Frameworks: Reusable Patterns

The Project Rescue Triangle

Most stuck builds fail in at least one corner of this triangle:

ScopeToo many "top priorities"; no clear MVP
OwnershipNo single person empowered to say "not now"
CommunicationEveryone can change direction at any time
My Playbook
  1. 1.Lock down an MVP for the next 4–8 weeks
  2. 2.Centralize decision-making through a single owner
  3. 3.Constrain when/how new ideas can enter the pipeline

"Ship Beta, Not Everything" Rule

For each feature, ask: "Does this unblock revenue or core usage?"

If no → move it to Phase 2+. Example: ID verification moved from "blocker" to "later step," allowing beta launch while vendor caught up.

Structured QA as Velocity Multiplier

Test plans + shared issue tracker + regular prioritization = higher confidence and faster iteration.

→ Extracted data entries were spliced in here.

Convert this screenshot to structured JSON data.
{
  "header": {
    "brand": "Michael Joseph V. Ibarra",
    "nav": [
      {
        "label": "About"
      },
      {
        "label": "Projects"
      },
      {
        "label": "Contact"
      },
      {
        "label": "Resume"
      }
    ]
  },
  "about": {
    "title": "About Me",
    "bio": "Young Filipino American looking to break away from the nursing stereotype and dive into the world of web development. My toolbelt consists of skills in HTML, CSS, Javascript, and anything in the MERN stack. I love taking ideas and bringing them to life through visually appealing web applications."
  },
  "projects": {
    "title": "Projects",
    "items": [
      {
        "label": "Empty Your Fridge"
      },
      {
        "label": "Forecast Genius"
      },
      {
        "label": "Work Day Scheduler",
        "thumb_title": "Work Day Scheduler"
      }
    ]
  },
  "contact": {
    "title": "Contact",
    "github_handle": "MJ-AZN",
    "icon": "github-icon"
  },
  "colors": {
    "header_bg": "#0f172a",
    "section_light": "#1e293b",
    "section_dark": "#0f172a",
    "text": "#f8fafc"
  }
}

QA isn't just catching bugs—it's reducing risk and aligning everyone on what "ready" means.

If Your Project Is Stuck

5 actionables for founders or PMs months behind schedule

1

Assign a technical/product bridge

One person who understands both business and codebase, accountable for trade-offs.

2

Define a 4–8 week beta slice

Decide what must work to test your core value proposition. Push non-essential work to future.

3

Freeze scope between planning cycles

New ideas go into backlog, not current sprint. Only P0 issues interrupt.

4

Set up basic QA and tracking

Test checklist + shared board (Jira, Linear, Trello). Review P1 issues regularly.

5

Audit integrations for blockers

Identify dependencies (payment, auth). Design fallbacks so one vendor doesn't freeze release.

This is not just "I helped on an app."

This is "I took a drifting project, imposed structure, and got it over the finish line."

Part of my project rescue work—helping founders turn stalled builds into shipped products.